Now let's define the function that does the filtering by BBox

In [None]:
def filter_thalassa_by_bbox(
    ds: xr.Dataset,
    lon_min: float,
    lon_max: float,
    lat_min: float,
    lat_max: float
) -> xr.Dataset:
    indices_of_nodes_in_bbox = np.where(
        True 
        & (ds.lat >= lat_min)
        & (ds.lat <= lat_max) 
        & (ds.lon >= lon_min) 
        & (ds.lon <= lon_max)
    )[0]
    indices_of_triface_nodes_in_bbox = np.where(
        ds.triface_nodes.isin(indices_of_nodes_in_bbox).all(axis=1)
    )[0]
    ds = ds.isel(node=indices_of_nodes_in_bbox, triface=indices_of_triface_nodes_in_bbox)
    remapped_nodes = np.arange(len(indices_of_nodes_in_bbox))
    remapped_triface_nodes = np.c_[
        npi.remap(ds.triface_nodes[:,0], indices_of_nodes_in_bbox, remapped_nodes),
        npi.remap(ds.triface_nodes[:,1], indices_of_nodes_in_bbox, remapped_nodes),
        npi.remap(ds.triface_nodes[:,2], indices_of_nodes_in_bbox, remapped_nodes),
    ]
    ds["triface_nodes"] = (("triface", "three"), remapped_triface_nodes)
    return ds

Let's see it in action!

The original Dataset depicts the Hampton port/Bay. 
The BBox we used centers in the inner harbor area. 
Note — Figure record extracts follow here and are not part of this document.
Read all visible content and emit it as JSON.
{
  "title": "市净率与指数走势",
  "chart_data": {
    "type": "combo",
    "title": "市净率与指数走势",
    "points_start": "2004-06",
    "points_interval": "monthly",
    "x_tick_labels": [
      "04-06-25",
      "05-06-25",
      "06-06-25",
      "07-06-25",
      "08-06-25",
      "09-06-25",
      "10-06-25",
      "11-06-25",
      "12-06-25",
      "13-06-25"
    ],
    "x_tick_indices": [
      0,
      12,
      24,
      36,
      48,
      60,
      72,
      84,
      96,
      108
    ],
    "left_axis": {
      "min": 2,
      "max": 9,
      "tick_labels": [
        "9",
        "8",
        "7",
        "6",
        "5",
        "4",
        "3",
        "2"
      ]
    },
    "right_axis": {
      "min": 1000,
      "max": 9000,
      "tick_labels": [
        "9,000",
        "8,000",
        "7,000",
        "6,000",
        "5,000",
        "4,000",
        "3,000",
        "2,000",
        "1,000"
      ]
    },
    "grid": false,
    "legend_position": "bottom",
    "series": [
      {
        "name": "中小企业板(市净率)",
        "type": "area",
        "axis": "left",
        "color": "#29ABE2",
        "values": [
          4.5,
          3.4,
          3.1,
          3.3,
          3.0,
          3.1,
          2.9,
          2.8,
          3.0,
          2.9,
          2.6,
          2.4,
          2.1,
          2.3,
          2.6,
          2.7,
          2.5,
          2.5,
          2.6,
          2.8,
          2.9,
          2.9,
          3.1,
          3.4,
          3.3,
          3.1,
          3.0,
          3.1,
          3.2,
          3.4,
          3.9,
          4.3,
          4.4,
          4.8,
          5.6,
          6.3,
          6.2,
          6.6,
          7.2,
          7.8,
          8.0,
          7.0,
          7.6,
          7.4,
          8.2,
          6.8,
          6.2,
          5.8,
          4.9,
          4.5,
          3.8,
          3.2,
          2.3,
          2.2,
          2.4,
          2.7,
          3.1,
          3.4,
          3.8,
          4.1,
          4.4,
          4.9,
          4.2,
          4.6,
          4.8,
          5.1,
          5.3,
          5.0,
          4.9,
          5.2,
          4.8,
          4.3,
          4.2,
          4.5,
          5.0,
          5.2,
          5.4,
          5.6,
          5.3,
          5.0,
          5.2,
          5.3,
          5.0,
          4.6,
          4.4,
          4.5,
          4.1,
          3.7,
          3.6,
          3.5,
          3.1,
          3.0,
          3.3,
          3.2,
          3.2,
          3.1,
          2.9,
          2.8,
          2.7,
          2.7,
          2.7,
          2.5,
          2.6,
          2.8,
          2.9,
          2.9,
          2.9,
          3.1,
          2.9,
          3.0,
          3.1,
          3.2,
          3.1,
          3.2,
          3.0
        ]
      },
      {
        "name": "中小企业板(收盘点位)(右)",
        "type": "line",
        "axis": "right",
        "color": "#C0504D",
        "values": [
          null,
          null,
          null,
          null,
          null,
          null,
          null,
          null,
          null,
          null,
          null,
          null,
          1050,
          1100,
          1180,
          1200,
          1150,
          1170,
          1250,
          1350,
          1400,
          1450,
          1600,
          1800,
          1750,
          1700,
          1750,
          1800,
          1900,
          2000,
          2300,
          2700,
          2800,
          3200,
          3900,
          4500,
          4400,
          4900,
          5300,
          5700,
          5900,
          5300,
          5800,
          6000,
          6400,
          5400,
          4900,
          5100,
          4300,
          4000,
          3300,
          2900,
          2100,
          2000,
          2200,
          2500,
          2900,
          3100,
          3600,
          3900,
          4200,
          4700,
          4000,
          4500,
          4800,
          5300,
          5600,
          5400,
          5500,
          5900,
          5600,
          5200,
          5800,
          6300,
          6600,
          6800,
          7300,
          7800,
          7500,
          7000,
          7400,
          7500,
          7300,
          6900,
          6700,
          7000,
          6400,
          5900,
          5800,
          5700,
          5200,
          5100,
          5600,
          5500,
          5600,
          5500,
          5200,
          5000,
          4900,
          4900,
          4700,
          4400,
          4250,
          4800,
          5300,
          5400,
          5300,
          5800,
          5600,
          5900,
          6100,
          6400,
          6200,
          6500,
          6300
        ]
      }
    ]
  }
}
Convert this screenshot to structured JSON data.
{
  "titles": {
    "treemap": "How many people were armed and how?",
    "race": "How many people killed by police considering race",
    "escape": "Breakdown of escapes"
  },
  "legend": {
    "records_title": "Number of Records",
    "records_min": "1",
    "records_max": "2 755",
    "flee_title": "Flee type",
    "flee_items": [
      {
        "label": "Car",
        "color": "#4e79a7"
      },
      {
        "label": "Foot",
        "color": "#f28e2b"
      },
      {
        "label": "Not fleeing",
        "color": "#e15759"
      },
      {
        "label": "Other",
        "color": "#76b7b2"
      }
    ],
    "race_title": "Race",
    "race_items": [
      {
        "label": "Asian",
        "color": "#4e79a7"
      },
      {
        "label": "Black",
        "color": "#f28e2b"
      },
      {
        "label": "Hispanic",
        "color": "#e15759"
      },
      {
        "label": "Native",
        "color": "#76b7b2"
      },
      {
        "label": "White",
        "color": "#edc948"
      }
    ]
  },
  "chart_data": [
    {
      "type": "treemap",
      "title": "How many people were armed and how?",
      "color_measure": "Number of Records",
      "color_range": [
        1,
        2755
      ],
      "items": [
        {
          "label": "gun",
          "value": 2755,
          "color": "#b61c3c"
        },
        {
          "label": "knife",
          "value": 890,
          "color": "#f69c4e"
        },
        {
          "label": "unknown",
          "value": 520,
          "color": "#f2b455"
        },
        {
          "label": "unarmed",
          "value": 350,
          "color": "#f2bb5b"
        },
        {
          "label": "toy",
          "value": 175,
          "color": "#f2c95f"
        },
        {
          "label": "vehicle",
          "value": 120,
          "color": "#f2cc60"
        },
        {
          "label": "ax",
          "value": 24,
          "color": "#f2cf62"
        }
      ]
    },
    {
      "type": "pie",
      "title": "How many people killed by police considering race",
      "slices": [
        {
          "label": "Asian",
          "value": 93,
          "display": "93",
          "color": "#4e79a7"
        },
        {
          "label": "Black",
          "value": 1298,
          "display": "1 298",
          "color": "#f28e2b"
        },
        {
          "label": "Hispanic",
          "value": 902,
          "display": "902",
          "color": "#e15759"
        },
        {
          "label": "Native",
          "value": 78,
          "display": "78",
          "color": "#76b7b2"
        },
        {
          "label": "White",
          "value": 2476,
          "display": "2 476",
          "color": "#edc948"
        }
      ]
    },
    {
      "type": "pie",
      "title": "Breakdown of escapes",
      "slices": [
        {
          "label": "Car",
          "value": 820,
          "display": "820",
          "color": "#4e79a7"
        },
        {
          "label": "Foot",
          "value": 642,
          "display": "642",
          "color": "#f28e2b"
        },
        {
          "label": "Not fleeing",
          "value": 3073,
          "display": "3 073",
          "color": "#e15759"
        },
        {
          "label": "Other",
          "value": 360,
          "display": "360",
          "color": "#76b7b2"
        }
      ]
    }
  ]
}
`fds` is the filtered Dataset and as we can see it only contains 798 nodes and 1325 trifaces

In [None]:
fds = filter_thalassa_by_bbox(
    ds=ds,
    lon_min=-72.6,
    lon_max=-72.4,
    lat_min=40.8,
    lat_max=41.0,
)

ds.dims
fds.dims

Let's use `thalassa` to visualize the difference:

In [None]:
trimesh = api.create_trimesh(
    ds=ds,
    variable="zeta",
    timestamp="max",
    layer=None,
)

In [None]:
dmap = api.get_tiles() * api.get_raster(trimesh=trimesh) #* api.get_wireframe(trimesh=trimesh)
dmap.opts(width=600, title="Full dataset")

In [None]:
ftrimesh = api.create_trimesh(
    ds=fds,
    variable="zeta",
    timestamp="max",
    layer=None,
)
dmap = api.get_tiles() * api.get_raster(trimesh=ftrimesh) * api.get_wireframe(trimesh=ftrimesh)
dmap.opts(width=600, title="Filtered Dataset")

### Further development

It should not be too difficult to extend/modify the function so that: 

1. it supports different Dataset schemas (e.g. vanilla ADCIRC, vanilla SCHISM) but this is left as an exercise to the reader.
2. it filters using a vector object (e.g. a shapefile) instead of a simple BBox.